Linda Nesby About the author
Artikkel

Per Fugelli

Per dør [Per is dying]

246 pages. Oslo: Cappelen Damm, 2017. Price NOK 379

ISBN 978-82-02-55991-5

Autobiographical narratives of disease, or pathographies, are a growing genre. Pathographies about cancer are especially widespread, and the Oria library database shows that in the period from 1977 to 2015, altogether 39 autobiographical books on the subject of cancer were published in Norwegian. The earliest example is Blå søndag, rød mandag. Å leve med kreft [Blue Sunday, red Monday. Living with cancer] by Berit Eriksen from 1977. The genre gained a general readership with Gunhild Corwin’s Idas dans [Ida’s dance] from 2005, four editions of which have been published until now. 2010 saw the publication of Regines bok: En ung jentes siste ord [Regine’s book: A young girl’s last words], based on the blog of 18-year-old Regine Stokke, who died of cancer in 2009. The book became a bestseller and has been translated into several languages.
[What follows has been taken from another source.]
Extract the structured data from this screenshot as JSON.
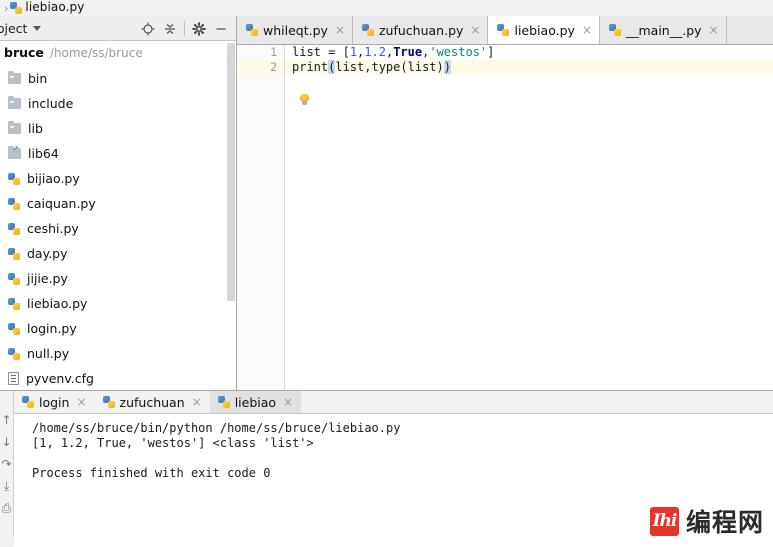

It is no coincidence that two of the best-known books of this genre in Norwegian deal with tragic courses of disease in young people. We follow the stories of teenagers, who from one day to the next are brutally torn from a healthy existence to a condition of life-threatening illness. The narratives are reminiscent of the diary genre, and follow the patient closely up to the point of death. Per Fugelli’s Per dør also presents an example of a pathography with a great degree of intimacy between the narrator and his story, and a short time lapse between the time of narration and the narrator’s death.

The modern pathography is a layman’s phenomenon. As a doctor, professor, author and patient, however, Per Fugelli brings to the genre a level of reflection that makes the book particularly worth reading. Fugelli intersperses his personal story with theoretical reflections. He pays greater attention to the phase of dying and raises its status by claiming that it has unique qualities: ‘I believe that we would do well to regard serious illness and impending death as a powerful life event, not merely as diagnosis and autopsy’ (p. 74). This distinction demonstrates how illness and death also implicate experiences that are not of a physiological nature. Human experience is particularly valuable in cases where the illness is chronic or terminal.

Per dør is a multifaceted text. The title connotes Ibsen’s Peer Gynt from 1867, but in contrast to Ibsen’s Peer, who keeps reality at bay through make-believe at his mother Åse’s deathbed, Per Fugelli addresses the topic of his own death with courage and honesty. At the same time, the use of the professor’s and patient’s first name is a play upon Per’s role as a national emblem of health. Per dør raises and expands a personal story of illness to encompass insights on patient treatment and the life of, and with, a dying person. With this modern, secular ‘Ars moriendi’, Fugelli wishes to ‘[…] help those who are ill and their relatives to better endure death’ (p. 82). In this way, Per dør earns the distinction of being one of the most insightful Norwegian pathographies in recent years.